AIR FRANCE-KLM group, the world's largest airline by sales, agreed to buy Alitalia SpA in a bid valued at €747 million ($1.2 billion) as part of the Italian government's plan to save the unprofitable carrier from bankruptcy.
Air France-KLM will swap one of its shares for every 160 of Alitalia's, valuing the Italian airline at €139 millions, or 10 cents a share, Air France said. That's 81 per cent less than the closing price on March 14th.
Air France offered €608 million for the carrier's convertible bonds. Alitalia's board accepted the bid after a 12-hour meeting in Rome at the weekend. In buying Alitalia, Air France-KLM wins access to one of Europe's biggest passenger markets, while inheriting an airline that has not earned an operating profit in almost a decade and loses more than €1 million a day.

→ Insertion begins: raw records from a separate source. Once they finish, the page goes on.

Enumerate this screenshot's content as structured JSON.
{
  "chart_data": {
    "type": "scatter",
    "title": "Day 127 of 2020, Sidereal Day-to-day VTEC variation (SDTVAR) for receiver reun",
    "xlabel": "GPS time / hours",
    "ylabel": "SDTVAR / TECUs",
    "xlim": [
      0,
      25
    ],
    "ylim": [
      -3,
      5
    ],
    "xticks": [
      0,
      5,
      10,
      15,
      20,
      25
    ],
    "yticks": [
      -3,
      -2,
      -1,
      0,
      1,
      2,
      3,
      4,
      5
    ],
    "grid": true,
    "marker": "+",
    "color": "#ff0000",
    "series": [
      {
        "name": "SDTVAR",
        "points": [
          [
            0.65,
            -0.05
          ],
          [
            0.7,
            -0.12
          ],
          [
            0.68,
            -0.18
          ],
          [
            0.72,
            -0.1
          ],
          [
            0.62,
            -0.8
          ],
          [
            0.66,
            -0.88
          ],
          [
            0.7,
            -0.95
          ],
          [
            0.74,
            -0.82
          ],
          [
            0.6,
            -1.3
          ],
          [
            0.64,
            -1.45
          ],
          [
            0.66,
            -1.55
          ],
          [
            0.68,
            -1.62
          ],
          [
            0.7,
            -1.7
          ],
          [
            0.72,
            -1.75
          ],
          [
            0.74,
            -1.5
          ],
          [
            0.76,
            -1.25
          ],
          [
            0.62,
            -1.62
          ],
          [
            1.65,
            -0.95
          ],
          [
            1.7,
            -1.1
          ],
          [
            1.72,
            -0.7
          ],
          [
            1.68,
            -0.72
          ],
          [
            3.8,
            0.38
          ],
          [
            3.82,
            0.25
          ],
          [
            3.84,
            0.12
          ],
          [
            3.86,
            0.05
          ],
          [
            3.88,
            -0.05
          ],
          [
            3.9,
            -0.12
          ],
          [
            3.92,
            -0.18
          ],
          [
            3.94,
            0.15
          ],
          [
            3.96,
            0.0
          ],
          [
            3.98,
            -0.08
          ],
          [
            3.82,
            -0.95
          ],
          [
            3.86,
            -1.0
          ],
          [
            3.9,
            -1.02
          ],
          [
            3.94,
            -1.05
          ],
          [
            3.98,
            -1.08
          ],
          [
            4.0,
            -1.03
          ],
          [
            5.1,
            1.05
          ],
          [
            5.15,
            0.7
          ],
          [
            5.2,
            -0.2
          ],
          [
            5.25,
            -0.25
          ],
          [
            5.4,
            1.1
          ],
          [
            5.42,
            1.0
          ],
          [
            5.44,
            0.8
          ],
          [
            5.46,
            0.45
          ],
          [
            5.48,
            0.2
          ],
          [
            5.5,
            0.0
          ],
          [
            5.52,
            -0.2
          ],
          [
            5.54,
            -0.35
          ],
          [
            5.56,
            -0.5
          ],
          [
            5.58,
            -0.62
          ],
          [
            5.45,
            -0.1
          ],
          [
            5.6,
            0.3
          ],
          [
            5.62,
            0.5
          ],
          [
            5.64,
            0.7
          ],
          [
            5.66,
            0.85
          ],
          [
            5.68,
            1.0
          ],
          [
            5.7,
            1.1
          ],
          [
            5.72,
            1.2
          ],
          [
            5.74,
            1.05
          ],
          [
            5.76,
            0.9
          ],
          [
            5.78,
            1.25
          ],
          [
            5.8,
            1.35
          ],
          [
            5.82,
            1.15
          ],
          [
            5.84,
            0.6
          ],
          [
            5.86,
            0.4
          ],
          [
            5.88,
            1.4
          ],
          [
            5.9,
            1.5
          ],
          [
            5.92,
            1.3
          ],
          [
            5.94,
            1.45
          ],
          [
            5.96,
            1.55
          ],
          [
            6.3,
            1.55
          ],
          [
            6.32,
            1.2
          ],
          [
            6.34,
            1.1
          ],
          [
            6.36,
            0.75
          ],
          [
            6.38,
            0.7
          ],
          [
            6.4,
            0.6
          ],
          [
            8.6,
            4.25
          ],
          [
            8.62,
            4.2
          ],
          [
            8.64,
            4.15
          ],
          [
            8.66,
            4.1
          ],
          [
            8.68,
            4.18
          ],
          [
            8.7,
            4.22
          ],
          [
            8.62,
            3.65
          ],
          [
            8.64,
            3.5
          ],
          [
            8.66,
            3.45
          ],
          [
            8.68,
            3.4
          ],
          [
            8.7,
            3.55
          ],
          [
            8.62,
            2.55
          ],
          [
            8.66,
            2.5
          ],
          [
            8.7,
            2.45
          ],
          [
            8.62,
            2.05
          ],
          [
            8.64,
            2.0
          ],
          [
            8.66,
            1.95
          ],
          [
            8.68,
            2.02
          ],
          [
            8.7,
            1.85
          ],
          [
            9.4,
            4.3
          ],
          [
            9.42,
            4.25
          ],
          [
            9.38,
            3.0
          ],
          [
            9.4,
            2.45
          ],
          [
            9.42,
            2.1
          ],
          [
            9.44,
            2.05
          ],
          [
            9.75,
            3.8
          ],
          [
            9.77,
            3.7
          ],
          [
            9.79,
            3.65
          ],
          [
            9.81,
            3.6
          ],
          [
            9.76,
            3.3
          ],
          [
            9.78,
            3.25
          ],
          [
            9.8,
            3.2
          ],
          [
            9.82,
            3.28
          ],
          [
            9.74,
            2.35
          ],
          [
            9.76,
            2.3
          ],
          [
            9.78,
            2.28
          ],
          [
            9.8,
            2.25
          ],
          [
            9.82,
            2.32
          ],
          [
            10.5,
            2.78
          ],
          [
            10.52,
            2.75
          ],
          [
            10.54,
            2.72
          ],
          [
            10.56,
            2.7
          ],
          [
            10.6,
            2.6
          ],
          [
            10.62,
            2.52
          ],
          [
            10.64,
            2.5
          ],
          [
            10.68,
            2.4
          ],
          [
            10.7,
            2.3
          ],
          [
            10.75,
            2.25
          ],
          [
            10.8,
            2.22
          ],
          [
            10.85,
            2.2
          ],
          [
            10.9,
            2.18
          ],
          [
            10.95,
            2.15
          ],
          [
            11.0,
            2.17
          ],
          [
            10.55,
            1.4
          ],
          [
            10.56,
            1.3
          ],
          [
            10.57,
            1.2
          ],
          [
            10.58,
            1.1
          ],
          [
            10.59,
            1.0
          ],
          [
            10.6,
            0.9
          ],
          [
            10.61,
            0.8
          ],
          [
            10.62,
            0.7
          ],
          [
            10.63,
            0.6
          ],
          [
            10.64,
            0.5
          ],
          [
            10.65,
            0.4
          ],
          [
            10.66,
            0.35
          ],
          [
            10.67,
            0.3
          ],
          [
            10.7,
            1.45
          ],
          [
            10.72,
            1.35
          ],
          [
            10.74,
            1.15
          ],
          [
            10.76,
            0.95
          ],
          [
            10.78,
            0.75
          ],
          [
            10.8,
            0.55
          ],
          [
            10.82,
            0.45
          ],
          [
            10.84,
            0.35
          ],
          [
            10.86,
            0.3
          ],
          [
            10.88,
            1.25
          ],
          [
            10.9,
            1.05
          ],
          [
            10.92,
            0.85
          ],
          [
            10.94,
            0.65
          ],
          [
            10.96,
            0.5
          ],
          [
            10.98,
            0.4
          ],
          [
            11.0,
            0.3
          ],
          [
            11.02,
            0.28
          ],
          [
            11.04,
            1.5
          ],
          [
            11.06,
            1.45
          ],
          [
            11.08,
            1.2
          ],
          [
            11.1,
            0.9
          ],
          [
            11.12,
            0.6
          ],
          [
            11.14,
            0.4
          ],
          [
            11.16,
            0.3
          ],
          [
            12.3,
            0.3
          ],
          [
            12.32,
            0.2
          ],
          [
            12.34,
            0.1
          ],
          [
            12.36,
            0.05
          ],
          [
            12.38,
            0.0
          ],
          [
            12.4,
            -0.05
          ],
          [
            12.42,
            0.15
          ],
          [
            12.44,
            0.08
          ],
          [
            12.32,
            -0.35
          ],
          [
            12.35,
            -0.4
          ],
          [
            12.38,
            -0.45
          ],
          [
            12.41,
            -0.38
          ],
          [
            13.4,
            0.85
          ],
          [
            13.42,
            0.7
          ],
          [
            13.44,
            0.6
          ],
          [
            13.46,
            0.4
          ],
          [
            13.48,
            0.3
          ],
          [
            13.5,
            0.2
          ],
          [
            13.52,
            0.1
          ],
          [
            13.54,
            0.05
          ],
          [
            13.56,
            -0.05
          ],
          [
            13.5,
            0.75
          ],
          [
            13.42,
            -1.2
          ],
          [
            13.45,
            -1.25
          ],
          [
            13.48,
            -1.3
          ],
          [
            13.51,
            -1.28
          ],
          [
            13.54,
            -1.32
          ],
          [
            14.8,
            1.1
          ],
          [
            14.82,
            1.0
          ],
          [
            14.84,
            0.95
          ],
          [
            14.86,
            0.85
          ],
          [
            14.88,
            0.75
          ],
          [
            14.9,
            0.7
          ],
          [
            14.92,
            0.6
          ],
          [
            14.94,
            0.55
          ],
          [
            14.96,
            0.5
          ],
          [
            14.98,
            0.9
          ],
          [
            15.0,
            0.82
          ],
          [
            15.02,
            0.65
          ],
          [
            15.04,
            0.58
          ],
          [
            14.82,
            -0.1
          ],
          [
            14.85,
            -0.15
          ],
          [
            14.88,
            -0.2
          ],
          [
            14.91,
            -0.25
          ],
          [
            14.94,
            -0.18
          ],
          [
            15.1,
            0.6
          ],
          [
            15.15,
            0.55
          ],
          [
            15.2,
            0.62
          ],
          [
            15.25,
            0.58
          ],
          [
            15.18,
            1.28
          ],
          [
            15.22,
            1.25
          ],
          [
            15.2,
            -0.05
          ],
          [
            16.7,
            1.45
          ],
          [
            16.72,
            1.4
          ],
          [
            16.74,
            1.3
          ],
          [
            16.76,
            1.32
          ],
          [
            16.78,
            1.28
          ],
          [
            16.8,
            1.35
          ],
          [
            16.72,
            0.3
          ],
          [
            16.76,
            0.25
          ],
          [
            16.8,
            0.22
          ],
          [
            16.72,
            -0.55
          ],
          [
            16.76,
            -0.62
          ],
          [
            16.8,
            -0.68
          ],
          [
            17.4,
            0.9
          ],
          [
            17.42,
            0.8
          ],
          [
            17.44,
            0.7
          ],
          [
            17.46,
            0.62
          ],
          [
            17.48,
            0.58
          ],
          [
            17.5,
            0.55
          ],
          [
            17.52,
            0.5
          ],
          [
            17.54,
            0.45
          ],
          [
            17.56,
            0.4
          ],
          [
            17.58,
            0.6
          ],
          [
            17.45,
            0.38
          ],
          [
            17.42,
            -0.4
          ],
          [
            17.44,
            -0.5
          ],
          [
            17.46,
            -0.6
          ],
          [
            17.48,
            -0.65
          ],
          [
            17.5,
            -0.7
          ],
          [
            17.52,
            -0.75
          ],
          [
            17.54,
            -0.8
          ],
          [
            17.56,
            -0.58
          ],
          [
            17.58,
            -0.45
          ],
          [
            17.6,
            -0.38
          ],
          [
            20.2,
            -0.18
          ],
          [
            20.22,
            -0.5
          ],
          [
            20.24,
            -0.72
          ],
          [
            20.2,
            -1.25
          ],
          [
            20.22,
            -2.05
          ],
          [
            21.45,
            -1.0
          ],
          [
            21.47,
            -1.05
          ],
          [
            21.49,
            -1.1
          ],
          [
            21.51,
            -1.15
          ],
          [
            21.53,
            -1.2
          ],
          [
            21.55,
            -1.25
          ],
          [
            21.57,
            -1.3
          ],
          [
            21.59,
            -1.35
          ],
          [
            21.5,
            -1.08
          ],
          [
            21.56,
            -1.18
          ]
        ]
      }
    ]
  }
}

The agreement may face opposition from unions concerned about layoffs and needs the government's backing, which will change next month.
"In the short term the purchase may hurt profitability, but Alitalia will bring significant leverage with the opening of new hubs in Italy," said Alexandre Hezez of Paris-based Roche-Brune SAS, who helps manage €110 million.
Air France plans to sell €1 billion of new Alitalia shares to fund "the commercial relaunch" of the airline. The three-year business plan agreed to by Air France will scale back unprofitable routes, cut 1,600 workers, or almost 15 per cent of the Rome-based carrier's staff, and trim the size of its fleet in a bid to restore operating profit by 2009.